くず粉は浮き粉の代用品として使うことができます。ただし、原料が異なるため風味に違いがでます。例えばくず粉を使ってお好み焼きや焼き菓子などを作る場合、くずの苦味が出ることがあります。

くず粉は、くず粉に甘藷澱粉(かんしょでんぷん)や馬鈴薯澱粉(ばれいしょでんぷん)、などを合わせたでんぷん粉の一種です。

くず粉はマメ科植物クズの根から得られるでんぷんを乾燥させて粉状にしたものです。くずの根っこの部分を掘り起こし、粉砕して水の中でもみだし根の中に含まれているでんぷんを沈殿させた後、水で晒してアク抜きし沈殿させる工程を何度も繰り返しで不純物を取り除き、適当な大きさに砕いて乾燥させるという製造方法で作られています。

くず粉の生産量が少なく、高価であるためくず粉以外のでんぷん粉を合わせたものが「くず粉」として販売されるようになりました。製造メーカーによってくず粉の配合量などは異なり、近年では全くくず粉を配合していない甘藷澱粉100%のものが「くず粉」として販売されていることが多いです。ちなみに、くず粉以外のでんぷん粉を配合していないものを「本葛粉(ほんくずこ)」といいます。

くず粉の見た目は白く、小さな塊がたくさんありザクザクとしています。

くず粉は、水を加えて加熱すると透明になり粘度が出て、冷やすと固まるという特徴があります。その特徴を活かし、くず餅やくず切りなどの和菓子作りや焼き菓子作り、料理のとろみ付けに使われる事が多く、浮き粉とほぼ同じ使い方をすることができます。

タピオカ粉

タピオカ粉は浮き粉の代用品になります。

ただし、原料が異なるため食感などに違いがでます。例えばタピオカ粉を使って蒸し餃子を作った場合、浮き粉よりも弾力のあるもちもちとした食感に仕上がります。

タピオカ粉は、キャッサバの根茎から抽出したでんぷんを乾燥させて粉状にしたでんぷん粉の一種で、「タピオカでん粉」や「タピオカスターチ」、「マニオカでんぷん」「ユカでんぷん」ともいいます。

キャッサバはトウダイグサ科イモノキ属に分類される芋の一種です。キャッサバには、大きな根を付ける苦味種(にがみしゅ)と、小さく苦味のない甘味種(かんみしゅ)の2つの種類があり、タピオカ粉には甘味種を原料にしています。タピオカ粉も浮き粉と同じくでんぷん粉の一種ですが、原料が違います。

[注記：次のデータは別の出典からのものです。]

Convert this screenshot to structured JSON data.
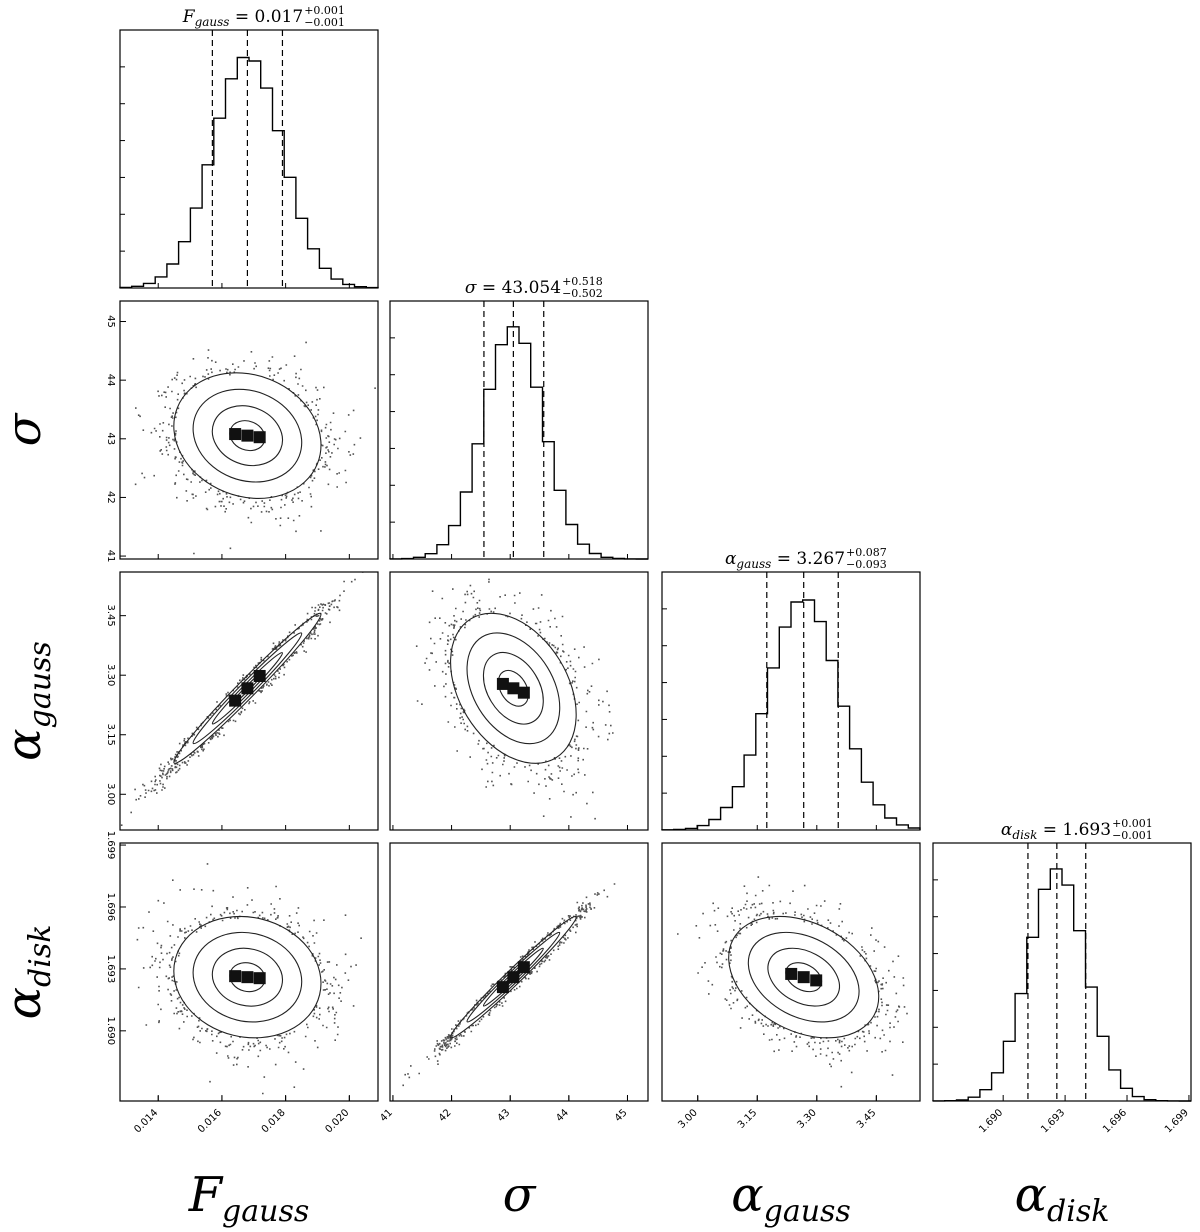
{
  "chart_data": {
    "type": "corner",
    "parameters": [
      {
        "id": "F_gauss",
        "label": "F",
        "label_sub": "gauss",
        "title_symbol": "F",
        "title_sub": "gauss",
        "title_value": "0.017",
        "title_plus": "+0.001",
        "title_minus": "−0.001",
        "median": 0.0168,
        "q16": 0.0157,
        "q84": 0.0179,
        "sigma": 0.0011,
        "range": [
          0.0128,
          0.0209
        ],
        "ticks": [
          0.014,
          0.016,
          0.018,
          0.02
        ],
        "tick_labels": [
          "0.014",
          "0.016",
          "0.018",
          "0.020"
        ],
        "show_left_ticks": false
      },
      {
        "id": "sigma",
        "label": "σ",
        "label_sub": "",
        "title_symbol": "σ",
        "title_sub": "",
        "title_value": "43.054",
        "title_plus": "+0.518",
        "title_minus": "−0.502",
        "median": 43.054,
        "q16": 42.552,
        "q84": 43.572,
        "sigma": 0.51,
        "range": [
          40.95,
          45.35
        ],
        "ticks": [
          41,
          42,
          43,
          44,
          45
        ],
        "tick_labels": [
          "41",
          "42",
          "43",
          "44",
          "45"
        ],
        "show_left_ticks": true
      },
      {
        "id": "alpha_gauss",
        "label": "α",
        "label_sub": "gauss",
        "title_symbol": "α",
        "title_sub": "gauss",
        "title_value": "3.267",
        "title_plus": "+0.087",
        "title_minus": "−0.093",
        "median": 3.267,
        "q16": 3.174,
        "q84": 3.354,
        "sigma": 0.09,
        "range": [
          2.91,
          3.56
        ],
        "ticks": [
          3.0,
          3.15,
          3.3,
          3.45
        ],
        "tick_labels": [
          "3.00",
          "3.15",
          "3.30",
          "3.45"
        ],
        "show_left_ticks": true
      },
      {
        "id": "alpha_disk",
        "label": "α",
        "label_sub": "disk",
        "title_symbol": "α",
        "title_sub": "disk",
        "title_value": "1.693",
        "title_plus": "+0.001",
        "title_minus": "−0.001",
        "median": 1.6926,
        "q16": 1.6912,
        "q84": 1.694,
        "sigma": 0.0014,
        "range": [
          1.6866,
          1.6991
        ],
        "ticks": [
          1.69,
          1.693,
          1.696,
          1.699
        ],
        "tick_labels": [
          "1.690",
          "1.693",
          "1.696",
          "1.699"
        ],
        "show_left_ticks": true
      }
    ],
    "correlations": [
      {
        "x": "F_gauss",
        "y": "sigma",
        "rho": -0.15
      },
      {
        "x": "F_gauss",
        "y": "alpha_gauss",
        "rho": 0.985
      },
      {
        "x": "sigma",
        "y": "alpha_gauss",
        "rho": -0.35
      },
      {
        "x": "F_gauss",
        "y": "alpha_disk",
        "rho": -0.1
      },
      {
        "x": "sigma",
        "y": "alpha_disk",
        "rho": 0.985
      },
      {
        "x": "alpha_gauss",
        "y": "alpha_disk",
        "rho": -0.32
      }
    ]
  }
}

タピオカ粉の見た目は白く、しっとりしていて片栗粉に似ています。

タピオカ粉は水を加えて加熱することによって糊化(こか)する性質があり、もちもちとした食感を与えます。タピオカ粉の糊化温度は56℃〜60℃で、80℃以上で完全に膨潤(水分を吸収して体積が増加する)します。また、糊化する際に大量の水分を吸収する他、キャッサバのでんぷんは老化しにくいため時間がたっても固くならないという特徴があります。タピオカはもちろんのこと、料理にとろみを付けたり焼き菓子や揚げ物の衣として使うことができます。